Cama articulada eléctrica con respaldo elevado en un dormitorio adaptado para ancianos

Cuando se busca la máxima comodidad y asistencia en una habitación adaptada, la cama articulada eléctrica se convierte en el motor del dormitorio. Su capacidad para elevar de forma independiente el tronco o las extremidades inferiores aporta beneficios terapéuticos inmediatos: mejora drásticamente la circulación sanguínea, alivia los dolores musculares y facilita la respiración.

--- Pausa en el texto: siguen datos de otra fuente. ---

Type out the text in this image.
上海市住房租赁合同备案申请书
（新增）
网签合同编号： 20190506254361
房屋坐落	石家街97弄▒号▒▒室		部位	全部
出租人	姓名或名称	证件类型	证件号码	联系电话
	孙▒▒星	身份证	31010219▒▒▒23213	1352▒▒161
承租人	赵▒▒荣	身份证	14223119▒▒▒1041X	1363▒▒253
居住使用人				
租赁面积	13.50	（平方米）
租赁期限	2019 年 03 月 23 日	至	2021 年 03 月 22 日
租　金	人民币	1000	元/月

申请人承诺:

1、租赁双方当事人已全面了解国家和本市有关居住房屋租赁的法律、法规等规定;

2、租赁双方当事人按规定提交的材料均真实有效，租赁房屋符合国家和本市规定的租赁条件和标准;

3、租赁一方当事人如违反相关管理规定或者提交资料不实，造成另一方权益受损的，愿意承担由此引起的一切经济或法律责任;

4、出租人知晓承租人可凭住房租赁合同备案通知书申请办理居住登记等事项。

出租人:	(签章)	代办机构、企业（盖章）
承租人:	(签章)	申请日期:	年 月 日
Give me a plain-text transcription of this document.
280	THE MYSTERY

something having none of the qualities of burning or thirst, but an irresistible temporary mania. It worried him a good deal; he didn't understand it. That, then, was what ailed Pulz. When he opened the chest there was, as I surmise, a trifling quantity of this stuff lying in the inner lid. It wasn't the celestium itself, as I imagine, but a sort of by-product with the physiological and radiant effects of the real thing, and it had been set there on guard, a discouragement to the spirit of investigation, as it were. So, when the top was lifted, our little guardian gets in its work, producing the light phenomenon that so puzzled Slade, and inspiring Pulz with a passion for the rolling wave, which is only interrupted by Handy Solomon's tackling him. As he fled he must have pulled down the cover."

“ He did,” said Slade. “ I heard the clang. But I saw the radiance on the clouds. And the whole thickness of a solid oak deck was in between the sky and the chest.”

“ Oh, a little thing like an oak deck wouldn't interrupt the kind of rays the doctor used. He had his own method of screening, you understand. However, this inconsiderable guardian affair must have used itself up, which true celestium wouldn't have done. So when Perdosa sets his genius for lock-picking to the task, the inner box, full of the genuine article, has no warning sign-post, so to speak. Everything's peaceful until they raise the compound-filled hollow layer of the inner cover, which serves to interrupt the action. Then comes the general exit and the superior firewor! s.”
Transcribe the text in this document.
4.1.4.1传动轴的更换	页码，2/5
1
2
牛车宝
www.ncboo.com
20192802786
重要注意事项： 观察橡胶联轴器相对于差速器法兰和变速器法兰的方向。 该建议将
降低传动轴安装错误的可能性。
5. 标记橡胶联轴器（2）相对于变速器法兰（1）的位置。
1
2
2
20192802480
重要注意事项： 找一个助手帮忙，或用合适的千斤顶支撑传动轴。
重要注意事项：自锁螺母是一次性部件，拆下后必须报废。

Si estás pensando en integrar este sistema de descanso en el dormitorio de un adulto mayor, estos son los aspectos técnicos y de seguridad que debes evaluar prioritariamente:

  • La altura del somier a suelo: Este factor es crítico para evitar accidentes. Al sentarse en el borde del colchón, el usuario debe poder plantar ambos pies firmemente en el suelo, manteniendo las rodillas en un ángulo de 90 grados. Una cama demasiado alta o excesivamente baja multiplica el riesgo de caídas al intentar incorporarse.
  • Planos de articulación: Optar por un somier con varios planos de inclinación (de 3 a 5 planos) multiplica las posibilidades de personalización. Esto permite ajustar la postura exacta para dormir, leer con comodidad, ver la televisión o permanecer incorporado durante el día si la movilidad es muy reducida.
  • Elección del colchón idóneo: No todos los materiales toleran la torsión constante. Es fundamental elegir un colchón específico para camas articuladas (normalmente de látex o viscoelástica con núcleo perfilado) que equilibre una firmeza óptima para la espalda con la flexibilidad necesaria para doblarse sin deformarse.
  • Accesibilidad de los controles: El sistema de manejo —ya sea mediante mando con cable o inalámbrico— debe ser intuitivo, con botones grandes y de fácil comprensión para que el anciano pueda regular su postura con total autonomía y sin esfuerzo físico.